ヘンリー・ジェイムズ『ある婦人の肖像』(7)

2018年03月22日 | 読書ノート

 私は『金色の盃』の項で「了解の瞬間」ということと、それが心理小説の絶え間ない緊張感にあるカタルシスを与えるということを書いた。
 イザベルのもの思いのこの場面も、「了解の瞬間」としての要素を持っているだろう。彼女のまわりの錯綜した現実を「批判的に考え直す」ことによって、彼女は何かを察知するのであり、そこに「了解の瞬間」が訪れるのであるから。
 そしてそのような場面が『ある婦人の肖像』の中にはいくつかあって、いずれも読者にとってある種の快感を呼び起こすものとなっている。これもヘンリー・ジェイムズの小説の特徴の一つと言える。
 中でも記憶に残るのは、イザベルへの求婚者であったウォーバトン卿が、今度はイザベルの継子であるパンジーへの求婚者として現れる場面である。イザベルは最初その結婚に賛意を示すのだが、しかし一抹の不安を感じている。
 イザベルはウォーバトン卿との一対一の場面で、彼の目の中に彼の本当の気持ちを読み取るのである。その場面は次のように描かれる。

「彼女の眼が彼の眼と合い、二人はしばらくじっと見つめあっていた。もし彼女が確かめたいと思っていたならば、そういう気持ちを満足させるものを認めたのだ。彼女は彼の眼に、彼女が自分のことで不安を覚えていたこと――おそらくは恐怖さえ感じていたことが、ひらめくのを見たのだ。希望ではなく、疑念が現れていたのだが、ともかく、彼女が知りたいと思っていることがわかった。彼がパンジーと結婚したいということには、彼女自身にもっと近づくという意味合いが含まれているのを彼女が見抜いたこと、あるいは、見抜いた場合、彼女がそれに不安を覚え、自分の体面を危うくすると考えていること、これは少しでも彼に気づかせてはならなかったのだ。」

回りくどい表現はいつものことだが、これは少しでも真実に近づこうというイザベルの、あるいは作者の意図を示している。人間と人間との関係の複雑さの一端に取りつこうとする熱意が、表現の回りくどさを生じさせる要因なのである。
 しかしここでのイザベルの〝了解〟は決定的であって、以降彼女はウォーバトン卿とパンジーの結婚に賛成できなくなる。それはまた夫ギルバートとの対立を激化させる要因ともなっていく。
 もう一カ所挙げておくとすれば、第49章でイザベルがマダム・マールと一対一で対決し、本当に騙されていたことを確信する場面となるだろう。イザベルはマダム・マールの顔だけから突然のように確信を得るのである。

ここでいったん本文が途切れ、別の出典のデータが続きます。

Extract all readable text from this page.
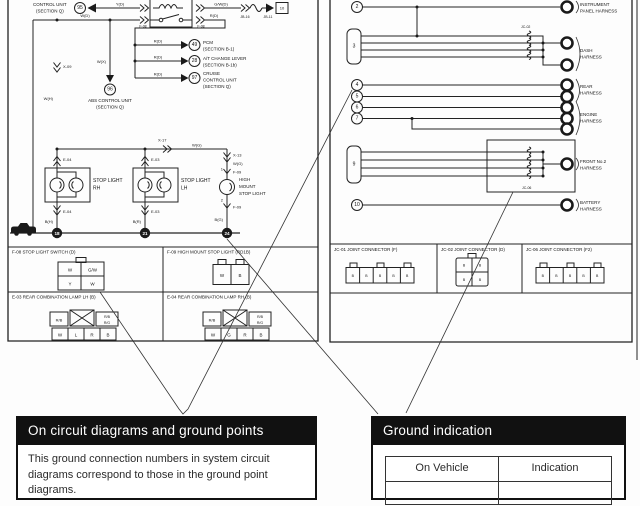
CONTROL UNIT
(SECTION Q)	95
Y(D)
F-08	F-08
G/W(D)
10
JB-16	JB-11
W(D)	R(D)
R(D)
49 PCM
(SECTION B-1)
R(D)
28 A/T CHANGE LEVER
(SECTION B-1b)
R(D)
97
CRUISE
CONTROL UNIT
(SECTION Q)
W(X)
96
ABS CONTROL UNIT
(SECTION Q)
X-09
W(H)
X-17
W(G)
E-04
STOP LIGHT
RH
E-04
B(H)
E-03
STOP LIGHT
LH
E-03
B(R)
X-13
W(G)
1
F-09
HIGH
MOUNT
STOP LIGHT
2
F-09
B(G)
18	21	24
F-08 STOP LIGHT SWITCH (D)	F-09 HIGH MOUNT STOP LIGHT (RD1B)
E-03 REAR COMBINATION LAMP LH (B)	E-04 REAR COMBINATION LAMP RH (B)
W	G/W
Y	W
W	B
R/B
R/B
R/G
W	L	R	B
R/B
R/B
R/G
W	G	R	B
2	INSTRUMENT
PANEL HARNESS
3
JC-02
DASH
HARNESS
4
5
REAR
HARNESS
6
7
ENGINE
HARNESS
9
JC-06
FRONT No.2
HARNESS
10	BATTERY
HARNESS
JC-01 JOINT CONNECTOR (F)	JC-02 JOINT CONNECTOR (D)	JC-06 JOINT CONNECTOR (F2)
B	B	B	B	B
B	B
B	B
B	B	B	B	B
On circuit diagrams and ground points
This ground connection numbers in system circuit
diagrams correspond to those in the ground point
diagrams.
Ground indication
On Vehicle	Indication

「イザベルは座ったまま、彼女の顔を見上げていて、立たなかったが、その顔には真相を知りたいというはげしい願いが現れていた。しかし客の眼の光からは何もわからず暗闇同然に思われた。
まあ、たまらないわ」と、彼女はやっとつぶやくように言ったかと思うと、椅子の背によりかかり、両手で顔をおおった。タチェット夫人の言ったとおりであったという思いが、高波のように彼女を襲ったのであった。マダム・マールによって結婚させられたのだ。彼女が手を顔から離す前に、この夫人は部屋を出て行った。」

 いずれもイザベルにとっては酷薄な事実を了解する場面であり、言うまでもなくカタルシスが与えられるのはイザベルにではなく、読者に対してである。